Ce que confirme Olaf Merk :

« C’est un début d’inversion du rapport de force avec les chargeurs. Les grands groupes maritimes offrant un transport de porte à porte peuvent plus facilement décider où se fait le chargement ainsi que le mode de transport utilisé, notamment vers l’arrière-pays. »

Dans ce secteur qui gagne en pouvoir de marché, la France compte donc un acteur bien placé. « CMA CGM est en train de devenir un soft power économique français », résume Paul Tourret. De ce fait, les liens avec l’Etat se resserrent. Comme TotalEnergies avec sa ristourne à la pompe, CMA CGM a, après une concertation avec le gouvernement, annoncé une diminution de ses taux de fret pour la France et les territoires d’outre-mer, « pour soutenir directement les ménages français ».

C’est aussi de cette manière qu’on peut lire le rachat de La Provence par CMA CGM. Une entreprise qui veut montrer son pouvoir s’achète des médias pour gagner en influence. LVMH, Free ou Dassault n’ont pas fait autre chose en mettant la main sur Le Parisien, Le Monde ou Le Figaro. Reste la question qui fâche, celle que l’on pose habituellement aux géants du capitalisme français et qui concerne désormais l’entreprise marseillaise : comment encadrer le pouvoir de ce nouveau mastodonte ?

Un régime fiscal plus qu’avantageux

Alors que le débat fait rage sur la taxation des superprofits, CMA CGM ne paie même pas d’impôt de base sur ses profits. Le transport maritime est en effet un des rares secteurs exempté d’impôt sur les bénéfices. L’armateur est soumis à une taxe sur le tonnage de ses navires, qui dépend donc de la capacité de transport de l’entreprise et non de ses résultats économiques. Un prélèvement versé par l’entreprise qu’elle soit bénéficiaire ou déficitaire, donc très profitable en période faste comme aujourd’hui. Le coût de cette niche fiscale est estimé à 3,8 milliards d’euros de manque à gagner pour l’Etat en 2022.
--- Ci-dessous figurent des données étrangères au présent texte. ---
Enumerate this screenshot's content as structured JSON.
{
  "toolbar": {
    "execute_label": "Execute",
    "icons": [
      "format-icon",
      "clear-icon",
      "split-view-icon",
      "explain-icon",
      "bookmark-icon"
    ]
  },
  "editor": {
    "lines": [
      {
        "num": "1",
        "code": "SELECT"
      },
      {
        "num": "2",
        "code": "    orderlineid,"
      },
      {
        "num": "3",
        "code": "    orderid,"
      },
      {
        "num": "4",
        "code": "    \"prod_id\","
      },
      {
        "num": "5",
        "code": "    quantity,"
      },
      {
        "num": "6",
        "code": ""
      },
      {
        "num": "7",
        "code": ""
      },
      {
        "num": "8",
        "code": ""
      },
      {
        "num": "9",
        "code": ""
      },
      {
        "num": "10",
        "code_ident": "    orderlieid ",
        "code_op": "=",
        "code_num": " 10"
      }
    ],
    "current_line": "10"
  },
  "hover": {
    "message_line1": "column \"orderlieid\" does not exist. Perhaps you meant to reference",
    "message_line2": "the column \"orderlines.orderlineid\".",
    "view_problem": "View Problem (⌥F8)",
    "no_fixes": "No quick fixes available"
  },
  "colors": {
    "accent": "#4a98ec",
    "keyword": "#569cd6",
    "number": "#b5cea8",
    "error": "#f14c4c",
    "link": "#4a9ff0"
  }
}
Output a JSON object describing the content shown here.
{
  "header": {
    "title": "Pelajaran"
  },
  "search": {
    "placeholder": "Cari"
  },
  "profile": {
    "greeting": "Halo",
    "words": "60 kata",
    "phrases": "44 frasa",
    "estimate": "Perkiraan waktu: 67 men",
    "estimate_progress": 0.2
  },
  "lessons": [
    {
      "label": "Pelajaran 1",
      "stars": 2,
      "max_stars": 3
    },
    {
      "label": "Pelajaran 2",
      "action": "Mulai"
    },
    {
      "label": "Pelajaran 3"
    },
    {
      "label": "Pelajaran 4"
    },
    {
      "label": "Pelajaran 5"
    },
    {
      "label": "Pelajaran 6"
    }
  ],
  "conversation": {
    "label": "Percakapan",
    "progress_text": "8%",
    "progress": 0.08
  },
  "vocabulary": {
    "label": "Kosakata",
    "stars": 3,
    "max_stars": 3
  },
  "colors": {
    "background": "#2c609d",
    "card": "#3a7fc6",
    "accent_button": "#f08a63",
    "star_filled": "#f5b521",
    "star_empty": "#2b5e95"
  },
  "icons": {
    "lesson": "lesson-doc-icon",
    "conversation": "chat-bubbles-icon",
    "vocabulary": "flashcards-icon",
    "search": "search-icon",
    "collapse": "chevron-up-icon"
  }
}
Inspiré du cas grec, ce régime fiscal avantageux a été généralisé en Europe dans le but de conserver les armateurs sur le continent. Pour ses défenseurs, c’est un succès : les trois plus grands transporteurs mondiaux sont européens (MSC, Maersk et CMA CGM) et l’allemand Hapag-Lloyd occupe la cinquième place. Si bien que le Vieux Continent résiste à l’offensive des acteurs asiatiques, comme Cosco ou Evergreen, contrairement aux Américains qui ne comptent plus de grands acteurs dans le secteur.

« Les objectifs de la taxe au tonnage ne sont pas pleinement atteints », pondère Olaf Merk, du Forum international des transports (ITF). « Certes, les sièges sociaux sont dans les pays européens, mais beaucoup de navires d’armateurs européens sont sous pavillon étranger ; idem en matière d’emplois avec nombre de marins venant d’autres pays. Nous proposons d’introduire davantage de conditions à l’octroi de la taxe, comme une proportion de marins européens », complète-t-il.